Desse ponto de vista, do qual partilho, não é possível oferecer o “poder” nas mãos daqueles que não têm controle sobre ele. Lembram daquele episódio do desenho Caverna do Dragão onde o Mestre dos Magos dá ao Eric o seu poder e ele se atrapalha bastante? Pois é: conferir o título de psicólogo a alguém que não poderá (segundo os padrões estabelecidos como “normais”) controlá-lo e agir em conformidade com o Código de Ética, permite que erros possam ser cometidos em nome da Psicologia, estendendo-se assim, a todos os seus praticantes. É claro que existem os “míopes”, aqueles que conseguem “dirigir”, mas com a obrigação de usar “óculos”…
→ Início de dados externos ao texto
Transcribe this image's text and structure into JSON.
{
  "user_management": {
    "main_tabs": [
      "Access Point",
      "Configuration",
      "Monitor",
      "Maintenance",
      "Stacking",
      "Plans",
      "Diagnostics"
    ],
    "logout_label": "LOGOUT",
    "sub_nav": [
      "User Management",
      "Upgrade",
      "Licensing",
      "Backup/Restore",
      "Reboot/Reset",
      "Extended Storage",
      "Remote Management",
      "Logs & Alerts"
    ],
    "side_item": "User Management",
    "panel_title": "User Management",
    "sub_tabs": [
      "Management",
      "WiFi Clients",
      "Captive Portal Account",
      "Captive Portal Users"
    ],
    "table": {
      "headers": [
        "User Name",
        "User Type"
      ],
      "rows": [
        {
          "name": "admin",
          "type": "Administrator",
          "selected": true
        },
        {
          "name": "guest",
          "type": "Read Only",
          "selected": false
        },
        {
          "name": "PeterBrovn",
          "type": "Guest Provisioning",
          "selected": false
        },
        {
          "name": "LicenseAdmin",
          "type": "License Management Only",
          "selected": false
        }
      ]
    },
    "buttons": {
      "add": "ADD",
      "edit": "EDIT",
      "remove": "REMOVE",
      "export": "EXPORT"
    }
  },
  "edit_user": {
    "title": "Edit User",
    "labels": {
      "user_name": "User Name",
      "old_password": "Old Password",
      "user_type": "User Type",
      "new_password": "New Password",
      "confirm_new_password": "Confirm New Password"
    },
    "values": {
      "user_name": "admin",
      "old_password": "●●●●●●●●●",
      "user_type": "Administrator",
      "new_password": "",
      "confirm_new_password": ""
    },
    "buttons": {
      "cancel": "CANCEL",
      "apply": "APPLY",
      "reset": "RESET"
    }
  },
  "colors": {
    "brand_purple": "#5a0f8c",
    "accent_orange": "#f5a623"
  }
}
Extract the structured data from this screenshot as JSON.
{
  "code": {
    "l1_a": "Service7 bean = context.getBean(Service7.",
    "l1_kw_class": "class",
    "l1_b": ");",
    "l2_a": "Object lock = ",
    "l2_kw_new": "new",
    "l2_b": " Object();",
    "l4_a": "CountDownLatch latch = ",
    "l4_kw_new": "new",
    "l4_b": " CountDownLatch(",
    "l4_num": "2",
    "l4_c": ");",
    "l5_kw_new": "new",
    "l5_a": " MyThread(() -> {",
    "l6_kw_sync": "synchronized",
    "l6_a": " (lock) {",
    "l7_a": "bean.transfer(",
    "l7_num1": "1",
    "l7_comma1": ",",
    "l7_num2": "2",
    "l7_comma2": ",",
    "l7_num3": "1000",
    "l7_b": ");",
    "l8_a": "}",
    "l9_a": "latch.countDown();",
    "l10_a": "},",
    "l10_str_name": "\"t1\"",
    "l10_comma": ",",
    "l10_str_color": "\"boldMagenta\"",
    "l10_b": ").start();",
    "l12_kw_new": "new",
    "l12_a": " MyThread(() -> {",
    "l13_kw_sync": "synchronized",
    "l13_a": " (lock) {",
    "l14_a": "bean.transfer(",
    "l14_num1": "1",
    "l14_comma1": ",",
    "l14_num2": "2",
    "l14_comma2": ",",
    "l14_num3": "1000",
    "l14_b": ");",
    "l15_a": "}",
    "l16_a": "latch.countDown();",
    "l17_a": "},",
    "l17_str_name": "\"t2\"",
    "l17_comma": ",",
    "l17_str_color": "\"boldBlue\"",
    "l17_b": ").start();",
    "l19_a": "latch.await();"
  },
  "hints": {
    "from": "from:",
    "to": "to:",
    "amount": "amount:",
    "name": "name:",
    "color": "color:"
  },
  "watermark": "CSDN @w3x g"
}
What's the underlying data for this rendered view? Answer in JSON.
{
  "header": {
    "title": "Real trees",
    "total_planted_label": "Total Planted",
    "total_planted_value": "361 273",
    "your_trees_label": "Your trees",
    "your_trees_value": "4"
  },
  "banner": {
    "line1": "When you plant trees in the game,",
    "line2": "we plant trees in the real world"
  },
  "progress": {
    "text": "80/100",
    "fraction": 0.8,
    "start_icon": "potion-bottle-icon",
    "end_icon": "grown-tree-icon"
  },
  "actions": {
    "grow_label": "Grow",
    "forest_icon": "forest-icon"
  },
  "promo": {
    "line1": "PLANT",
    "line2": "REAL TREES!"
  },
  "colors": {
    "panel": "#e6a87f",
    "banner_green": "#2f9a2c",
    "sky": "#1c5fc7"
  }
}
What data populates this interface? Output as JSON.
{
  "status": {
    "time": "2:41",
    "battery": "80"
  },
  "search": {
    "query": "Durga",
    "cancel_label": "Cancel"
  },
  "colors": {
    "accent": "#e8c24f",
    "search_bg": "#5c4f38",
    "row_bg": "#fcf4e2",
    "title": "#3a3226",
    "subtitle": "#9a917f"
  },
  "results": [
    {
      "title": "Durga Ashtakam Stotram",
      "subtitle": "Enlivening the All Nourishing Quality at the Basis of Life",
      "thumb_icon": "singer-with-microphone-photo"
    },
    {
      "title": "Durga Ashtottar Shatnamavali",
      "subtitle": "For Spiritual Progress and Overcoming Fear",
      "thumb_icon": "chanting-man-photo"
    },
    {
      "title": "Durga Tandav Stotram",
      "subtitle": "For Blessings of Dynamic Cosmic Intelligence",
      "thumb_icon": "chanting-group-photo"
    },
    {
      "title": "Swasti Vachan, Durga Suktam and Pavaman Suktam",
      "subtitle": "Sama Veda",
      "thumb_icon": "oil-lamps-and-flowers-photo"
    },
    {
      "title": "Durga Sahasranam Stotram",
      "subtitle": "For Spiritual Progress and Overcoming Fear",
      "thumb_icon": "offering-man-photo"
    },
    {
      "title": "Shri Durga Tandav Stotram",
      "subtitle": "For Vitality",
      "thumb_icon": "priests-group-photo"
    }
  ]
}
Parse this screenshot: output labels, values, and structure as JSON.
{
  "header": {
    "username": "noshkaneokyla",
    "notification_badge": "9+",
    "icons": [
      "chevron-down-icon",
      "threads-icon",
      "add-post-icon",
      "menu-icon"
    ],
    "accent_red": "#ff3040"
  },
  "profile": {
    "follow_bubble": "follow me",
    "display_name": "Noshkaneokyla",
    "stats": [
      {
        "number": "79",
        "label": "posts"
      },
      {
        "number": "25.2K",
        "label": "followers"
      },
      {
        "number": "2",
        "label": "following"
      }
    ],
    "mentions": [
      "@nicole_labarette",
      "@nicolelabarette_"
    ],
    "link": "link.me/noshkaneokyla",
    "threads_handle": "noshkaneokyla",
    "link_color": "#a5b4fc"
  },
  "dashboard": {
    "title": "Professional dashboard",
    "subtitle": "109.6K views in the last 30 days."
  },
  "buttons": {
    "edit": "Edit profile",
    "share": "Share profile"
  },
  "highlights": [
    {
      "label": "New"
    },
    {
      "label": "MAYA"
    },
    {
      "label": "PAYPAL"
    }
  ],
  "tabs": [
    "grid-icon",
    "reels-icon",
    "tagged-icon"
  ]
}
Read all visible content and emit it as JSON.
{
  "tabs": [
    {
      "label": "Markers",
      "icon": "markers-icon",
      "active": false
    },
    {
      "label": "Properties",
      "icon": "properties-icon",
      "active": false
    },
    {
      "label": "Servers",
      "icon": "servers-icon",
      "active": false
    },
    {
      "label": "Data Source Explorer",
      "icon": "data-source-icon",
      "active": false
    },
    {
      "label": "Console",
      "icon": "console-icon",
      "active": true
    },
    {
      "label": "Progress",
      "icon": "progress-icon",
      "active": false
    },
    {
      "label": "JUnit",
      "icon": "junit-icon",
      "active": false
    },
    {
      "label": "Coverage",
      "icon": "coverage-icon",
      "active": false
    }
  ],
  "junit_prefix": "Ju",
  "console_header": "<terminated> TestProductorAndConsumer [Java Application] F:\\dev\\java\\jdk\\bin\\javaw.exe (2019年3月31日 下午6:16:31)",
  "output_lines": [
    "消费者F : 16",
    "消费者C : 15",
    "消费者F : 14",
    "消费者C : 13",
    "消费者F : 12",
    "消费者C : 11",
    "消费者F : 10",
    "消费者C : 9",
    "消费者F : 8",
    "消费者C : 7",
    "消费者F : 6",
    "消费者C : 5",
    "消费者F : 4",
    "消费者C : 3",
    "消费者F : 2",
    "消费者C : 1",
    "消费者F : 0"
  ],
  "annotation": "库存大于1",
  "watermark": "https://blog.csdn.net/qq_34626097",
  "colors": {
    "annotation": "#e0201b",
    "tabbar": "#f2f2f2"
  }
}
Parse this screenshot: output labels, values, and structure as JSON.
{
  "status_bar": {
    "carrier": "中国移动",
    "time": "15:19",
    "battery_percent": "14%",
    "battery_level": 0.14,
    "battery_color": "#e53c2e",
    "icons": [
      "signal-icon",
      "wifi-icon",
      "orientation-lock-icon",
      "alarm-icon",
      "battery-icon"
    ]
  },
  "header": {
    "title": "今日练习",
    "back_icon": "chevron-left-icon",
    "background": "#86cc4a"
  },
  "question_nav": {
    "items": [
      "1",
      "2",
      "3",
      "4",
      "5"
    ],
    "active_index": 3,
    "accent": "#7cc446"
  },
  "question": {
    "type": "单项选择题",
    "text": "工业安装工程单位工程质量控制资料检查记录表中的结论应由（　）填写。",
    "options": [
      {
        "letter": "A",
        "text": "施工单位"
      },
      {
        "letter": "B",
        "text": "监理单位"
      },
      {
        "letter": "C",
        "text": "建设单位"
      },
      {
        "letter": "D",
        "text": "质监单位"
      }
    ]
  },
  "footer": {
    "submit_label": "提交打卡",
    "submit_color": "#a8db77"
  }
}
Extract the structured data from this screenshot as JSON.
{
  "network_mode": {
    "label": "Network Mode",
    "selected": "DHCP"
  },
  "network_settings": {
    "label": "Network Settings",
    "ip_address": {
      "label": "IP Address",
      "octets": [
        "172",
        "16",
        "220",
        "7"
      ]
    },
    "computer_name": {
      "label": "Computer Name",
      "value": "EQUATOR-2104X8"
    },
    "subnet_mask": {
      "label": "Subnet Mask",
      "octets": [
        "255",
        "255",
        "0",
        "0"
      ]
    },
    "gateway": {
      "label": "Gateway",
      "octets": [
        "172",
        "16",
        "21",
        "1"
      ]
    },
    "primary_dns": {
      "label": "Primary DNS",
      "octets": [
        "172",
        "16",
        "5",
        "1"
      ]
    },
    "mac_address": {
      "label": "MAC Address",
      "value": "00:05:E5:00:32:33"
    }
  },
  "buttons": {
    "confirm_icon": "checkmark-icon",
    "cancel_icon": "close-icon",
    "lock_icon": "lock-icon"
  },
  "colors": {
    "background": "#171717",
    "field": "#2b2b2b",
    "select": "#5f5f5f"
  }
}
Assim, creio que a faculdade deveria encaminhar tal aluno a um serviço de atendimento psicológico/psiquiátrico, no intuito de promover a integração desse indivíduo no grupo social onde ele está inserido, obtendo assim ganhos qualitativos em seu dia a dia. Penso que ele mesmo, caso ainda possua uma tênue ligação com o meio externo e tenha ciência do que propõe a Psicologia, iria privar-se da prática profissional, devido aos aspectos mencionados acima.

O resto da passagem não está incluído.